- With its capital investments, Suva generates returns in line with the market and ensures pensions for the long term.
- The investment strategy is based on longevity and broad diversification.
- In addition to the financial aspects, Suva also takes into account ecological, ethical and social minimum standards in its capital investments.
In the 2021 financial year, an overall performance of 7.5 percent was posted on fixed assets, amounting to around CHF 60 billion as of the end of 2021. Thanks to the positive stock market environment, equity investments and their alternative form of private equity made the largest contribution to this investment performance. Direct investments in real estate and investments in real estate funds also made a significant contribution to the positive result. Bonds and credit investments only contributed minimally to the performance. There was a mixed picture here, as the slight increase in the interest rate led to negative returns on liquid assets, while private loans achieved a positive return. Money market investments continued to be affected by negative interest rates.
The purpose of financial investments
Each year, despite major prevention efforts, a large number of occupational and leisure-time accidents occur which lead to disability or even death. In such cases, Suva issues a disability pension or survivors' pension. In the year a pension is awarded, Suva defers funds for future pension payments as pension actuarial reserves. This capital constitutes the largest share of fixed assets.
Provisions for short-term insurance benefits, such as treatment costs and daily allowances, as well as reserves make up the remaining assets.
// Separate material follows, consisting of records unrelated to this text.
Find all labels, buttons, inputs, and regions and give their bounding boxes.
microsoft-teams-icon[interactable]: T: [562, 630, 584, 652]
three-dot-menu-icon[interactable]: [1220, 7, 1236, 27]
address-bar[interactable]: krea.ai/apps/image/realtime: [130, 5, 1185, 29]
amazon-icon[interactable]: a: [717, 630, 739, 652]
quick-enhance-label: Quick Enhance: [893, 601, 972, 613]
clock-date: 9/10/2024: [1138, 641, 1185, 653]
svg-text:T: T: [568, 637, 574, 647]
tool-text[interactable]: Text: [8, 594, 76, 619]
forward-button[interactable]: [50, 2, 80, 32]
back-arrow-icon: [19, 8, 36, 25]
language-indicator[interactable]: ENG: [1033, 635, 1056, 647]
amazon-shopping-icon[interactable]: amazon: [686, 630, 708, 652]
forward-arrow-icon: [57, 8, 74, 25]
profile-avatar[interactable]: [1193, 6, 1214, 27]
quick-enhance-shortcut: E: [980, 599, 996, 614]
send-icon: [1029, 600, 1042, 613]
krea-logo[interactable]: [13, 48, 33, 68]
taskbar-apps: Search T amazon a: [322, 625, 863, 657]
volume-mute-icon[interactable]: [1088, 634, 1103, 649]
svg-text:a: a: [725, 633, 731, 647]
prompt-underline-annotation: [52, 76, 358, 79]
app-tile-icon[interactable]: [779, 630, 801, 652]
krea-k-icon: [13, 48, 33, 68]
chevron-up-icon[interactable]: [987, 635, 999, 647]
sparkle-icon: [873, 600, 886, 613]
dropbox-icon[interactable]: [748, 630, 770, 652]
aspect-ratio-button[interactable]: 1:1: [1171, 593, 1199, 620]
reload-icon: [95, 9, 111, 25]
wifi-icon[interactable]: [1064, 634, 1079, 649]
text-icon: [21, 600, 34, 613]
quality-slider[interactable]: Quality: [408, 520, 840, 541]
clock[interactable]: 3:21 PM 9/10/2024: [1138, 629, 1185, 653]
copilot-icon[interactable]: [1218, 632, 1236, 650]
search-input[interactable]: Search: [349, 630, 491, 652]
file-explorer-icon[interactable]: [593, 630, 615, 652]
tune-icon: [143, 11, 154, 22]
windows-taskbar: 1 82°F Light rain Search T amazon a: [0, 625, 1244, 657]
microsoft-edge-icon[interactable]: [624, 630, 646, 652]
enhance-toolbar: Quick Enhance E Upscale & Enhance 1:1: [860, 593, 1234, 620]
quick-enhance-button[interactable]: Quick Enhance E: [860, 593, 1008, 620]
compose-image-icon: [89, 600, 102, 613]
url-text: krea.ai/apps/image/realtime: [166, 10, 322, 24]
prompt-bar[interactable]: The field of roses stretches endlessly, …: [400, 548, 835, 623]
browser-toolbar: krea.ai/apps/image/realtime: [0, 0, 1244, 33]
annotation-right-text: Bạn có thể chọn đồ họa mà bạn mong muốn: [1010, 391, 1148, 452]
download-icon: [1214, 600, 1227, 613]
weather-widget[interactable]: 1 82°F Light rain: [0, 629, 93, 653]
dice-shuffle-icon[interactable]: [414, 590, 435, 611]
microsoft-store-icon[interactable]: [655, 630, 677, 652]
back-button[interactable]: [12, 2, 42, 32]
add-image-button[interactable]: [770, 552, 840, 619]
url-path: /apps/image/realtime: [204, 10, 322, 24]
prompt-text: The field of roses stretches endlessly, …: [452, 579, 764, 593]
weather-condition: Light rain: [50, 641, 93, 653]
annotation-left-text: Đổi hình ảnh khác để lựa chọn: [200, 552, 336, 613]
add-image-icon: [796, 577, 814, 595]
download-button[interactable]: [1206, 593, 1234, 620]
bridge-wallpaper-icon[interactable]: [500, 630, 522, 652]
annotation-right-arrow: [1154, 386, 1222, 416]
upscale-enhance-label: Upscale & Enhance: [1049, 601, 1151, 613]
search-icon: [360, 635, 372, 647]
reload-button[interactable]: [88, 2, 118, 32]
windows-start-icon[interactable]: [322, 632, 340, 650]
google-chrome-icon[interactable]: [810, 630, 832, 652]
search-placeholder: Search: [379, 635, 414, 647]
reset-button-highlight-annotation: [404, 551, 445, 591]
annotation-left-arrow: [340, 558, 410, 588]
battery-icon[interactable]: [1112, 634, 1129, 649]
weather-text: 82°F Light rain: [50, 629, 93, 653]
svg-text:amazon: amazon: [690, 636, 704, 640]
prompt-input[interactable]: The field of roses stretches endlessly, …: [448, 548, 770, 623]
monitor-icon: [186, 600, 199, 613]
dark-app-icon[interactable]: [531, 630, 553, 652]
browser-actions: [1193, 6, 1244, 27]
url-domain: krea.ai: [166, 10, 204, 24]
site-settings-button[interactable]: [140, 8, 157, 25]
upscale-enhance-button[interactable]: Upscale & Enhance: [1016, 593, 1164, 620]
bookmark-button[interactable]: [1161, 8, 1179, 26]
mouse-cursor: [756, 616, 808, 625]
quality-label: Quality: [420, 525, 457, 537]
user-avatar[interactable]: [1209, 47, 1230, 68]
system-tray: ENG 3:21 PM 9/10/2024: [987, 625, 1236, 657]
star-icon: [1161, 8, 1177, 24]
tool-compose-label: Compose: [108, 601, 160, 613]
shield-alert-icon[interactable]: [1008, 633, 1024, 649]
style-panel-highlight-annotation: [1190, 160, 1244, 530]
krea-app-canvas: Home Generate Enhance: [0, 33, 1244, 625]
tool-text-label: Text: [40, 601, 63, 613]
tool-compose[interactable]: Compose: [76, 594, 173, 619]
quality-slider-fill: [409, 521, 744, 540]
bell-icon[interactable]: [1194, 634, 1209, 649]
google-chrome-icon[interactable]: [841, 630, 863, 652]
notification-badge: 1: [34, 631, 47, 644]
Long-term investment horizon
The investment strategy is based on longevity and broad diversification. It has a balanced investment portfolio. Around half of the assets are invested in interest rate and credit investments, 30 percent are invested in shares and private equity, around 14 percent are invested in real estate and real estate funds, and the remainder is invested in other alternative investments. With this strategy, Suva achieves adequate return on the long-term average. Low-risk, fixed-interest capital investments alone would not meet the return requirements.
To compensate for significant fluctuations in value on capital investments, in good years Suva increases fluctuation reserves. In bad years it releases them again.
the distribution is based on risk premiums. The share ratio also includes private equity and equity-hedged portfolios, for example.
Since the introduction of the 2016 investment strategy, investment classes have been grouped according to risk premiums. This approach allows alternative investments to be compared with traditional investments more easily and used in an even more targeted way.
The «Interest» risk premium includes bonds and loans with high credit ratings.
«Loans» covers all portfolios that entail a credit risk premium, i.e. compensation for assuming default risks. This includes syndicated loans, high-yield bonds and emerging market bonds. The «Private debt» and «Credit-hedged» portfolios previously managed under «Alternative investments» are now also included in this category.
The «Shares» risk premium also includes the «Private equity» and «Equity-hedged» portfolios in addition to the traditional share portfolios.
Three things make this investment strategy possible:
- The legal mandate and the resulting stable number of insurance carriers enables a long-term mindset.
- The premium income covers ongoing payments for pensions and short-term services. This means that there is very little risk of having to sell long-term investments at too low a rate for liquidity purposes.
- The underlying liabilities – pension payments – are long-term in nature.
Yield and performance
Suva’s investment strategy can best be compared to that of a pension fund. Thanks to its balanced investment portfolio, Suva is able to survive even the most difficult times. A comparable investment strategy would have achieved an average annual yield of 5.6 percent since 1918. The realised performance since 2000 exceeds similar pension fund indices, e.g. the BVG-25-Index and the CS Pension Fund Index.
In addition to the financial aspects, Suva also takes into account ecological, ethical and social issues. The normative basis for this is Swiss legislation as well as the ten basic principles of the UN Global Compact . These follow the Universal Declaration of Human Rights and the Declaration on Fundamental Principles and Rights at Work of the International Labour Organization. They also take into account the principles of the Rio Declaration on Environment and Development as well as the UN Convention against Corruption .
Suva strongly believes that the effects of a responsible investment strategy can be enhanced when different market actors pursue the same goals together.
In 2015, together with the larger Swiss pension funds, compensation funds and insurance companies, Suva founded the Swiss association for responsible investments (SVVK-ASIR) . The association supports its members in the application of ESG (environmental, social, governance) criteria. In this way, Suva observes its fiduciary duties as efficiently as possible.
Since 2014, Suva has been involved in the Swiss Sustainable Finance (SSF) initiative as a founding member. Its goal is to strengthen sustainability in the Swiss financial centre. The initiative is a platform that brings together a variety of actors such as investors, schools and universities.
Suva signed the United Nations Principles for Responsible Investment (UNPRI) in 2014. Its UNPRI membership obliges Suva to prepare a detailed report on its own activities with regard to ecological, ethical and social issues.